Anak Lebih Mirip Ayahnya? Ternyata Ada Dasar Ilmiahnya

Sejak lama, banyak orang tua yang berseloroh, "Mirip banget sama papanya!" saat melihat bayi yang baru lahir. Tapi ternyata, lelucon itu mungkin punya dasar ilmu genetika.

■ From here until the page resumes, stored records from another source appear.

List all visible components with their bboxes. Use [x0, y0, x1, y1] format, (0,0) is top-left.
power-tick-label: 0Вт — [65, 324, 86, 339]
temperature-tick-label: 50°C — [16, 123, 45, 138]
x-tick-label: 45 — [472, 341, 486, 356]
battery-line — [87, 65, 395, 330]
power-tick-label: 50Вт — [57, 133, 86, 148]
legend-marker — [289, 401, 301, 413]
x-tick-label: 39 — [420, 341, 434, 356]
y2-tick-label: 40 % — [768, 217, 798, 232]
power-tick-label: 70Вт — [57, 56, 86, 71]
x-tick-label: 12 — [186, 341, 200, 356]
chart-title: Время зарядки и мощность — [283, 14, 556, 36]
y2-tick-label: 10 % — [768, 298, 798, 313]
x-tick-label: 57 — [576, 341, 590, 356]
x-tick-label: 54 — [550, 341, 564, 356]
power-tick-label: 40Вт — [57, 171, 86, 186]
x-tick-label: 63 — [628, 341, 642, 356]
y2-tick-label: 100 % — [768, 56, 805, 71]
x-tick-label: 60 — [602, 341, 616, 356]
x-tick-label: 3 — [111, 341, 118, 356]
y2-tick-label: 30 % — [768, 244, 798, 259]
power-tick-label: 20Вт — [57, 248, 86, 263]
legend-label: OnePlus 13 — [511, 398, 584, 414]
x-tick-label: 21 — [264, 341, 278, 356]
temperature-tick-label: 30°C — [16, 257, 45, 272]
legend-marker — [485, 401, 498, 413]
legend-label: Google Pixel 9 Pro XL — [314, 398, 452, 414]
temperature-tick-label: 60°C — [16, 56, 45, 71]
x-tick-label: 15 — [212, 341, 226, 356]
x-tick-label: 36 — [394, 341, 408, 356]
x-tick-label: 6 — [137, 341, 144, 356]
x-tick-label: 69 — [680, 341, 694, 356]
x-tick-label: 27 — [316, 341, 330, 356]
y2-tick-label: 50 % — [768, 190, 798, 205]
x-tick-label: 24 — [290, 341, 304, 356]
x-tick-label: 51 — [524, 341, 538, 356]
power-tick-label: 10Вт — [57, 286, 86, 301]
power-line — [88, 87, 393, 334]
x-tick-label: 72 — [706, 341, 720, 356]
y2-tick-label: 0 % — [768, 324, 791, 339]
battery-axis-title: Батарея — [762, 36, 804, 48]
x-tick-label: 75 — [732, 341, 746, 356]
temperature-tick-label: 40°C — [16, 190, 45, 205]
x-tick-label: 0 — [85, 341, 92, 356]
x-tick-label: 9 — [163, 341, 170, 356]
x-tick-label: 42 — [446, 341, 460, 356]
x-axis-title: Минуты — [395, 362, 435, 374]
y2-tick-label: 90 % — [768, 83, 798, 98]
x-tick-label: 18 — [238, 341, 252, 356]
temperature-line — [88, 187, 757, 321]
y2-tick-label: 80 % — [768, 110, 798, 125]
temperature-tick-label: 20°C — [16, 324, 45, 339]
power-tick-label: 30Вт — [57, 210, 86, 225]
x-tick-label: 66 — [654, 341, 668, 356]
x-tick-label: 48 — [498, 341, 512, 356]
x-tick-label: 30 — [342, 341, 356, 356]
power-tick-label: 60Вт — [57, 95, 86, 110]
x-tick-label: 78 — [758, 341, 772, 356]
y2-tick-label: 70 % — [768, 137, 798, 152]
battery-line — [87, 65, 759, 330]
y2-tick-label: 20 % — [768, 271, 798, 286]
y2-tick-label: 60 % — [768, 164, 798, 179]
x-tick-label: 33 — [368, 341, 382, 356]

Menurut sebuah penelitian yang dipimpin oleh James Crowley, anak cenderung lebih mirip ayahnya dibanding ibunya — setidaknya dari segi ekspresi gen.

Hasil uji coba menunjukkan bahwa sekitar 80% dari gen yang diekspresikan lebih dominan berasal dari ayah. Artinya, fitur wajah, bentuk mata, hidung, atau bahkan sifat tertentu yang tampak jelas pada anak, kemungkinan besar diwariskan dari sang ayah. Ini bukan cuma soal warna kulit atau rambut, tapi juga bagaimana gen itu "bekerja" di dalam tubuh anak.

James Crowley, penulis utama studi ini, menjelaskan bahwa ada ketidakseimbangan dalam ekspresi genom antara kedua orang tua. Gen dari ayah lebih "aktif" dan mudah terlihat dibandingkan gen dari ibu. Meski ibu tetap memberi kontribusi besar dalam pembentukan genetik, gen ayah cenderung lebih menonjol secara visual.

Temuan ini tidak berarti ibu tidak berperan penting. Tentu saja, kehadiran dan pengasuhan ibu sangat vital. Tapi dari sudut pandang biologis, wajar kalau banyak orang langsung berkomentar, "Lah, mirip banget sama bapaknya!" saat melihat bayi yang baru lahir.

Jadi, meski cinta dan perhatian ibu tak tergantikan, ternyata ayah punya andil besar dalam urusan "gambaran fisik". Dan mungkin, ini salah satu alasan mengapa banyak anak laki-laki dewasa benar-benar terlihat seperti versi muda dari sang ayah.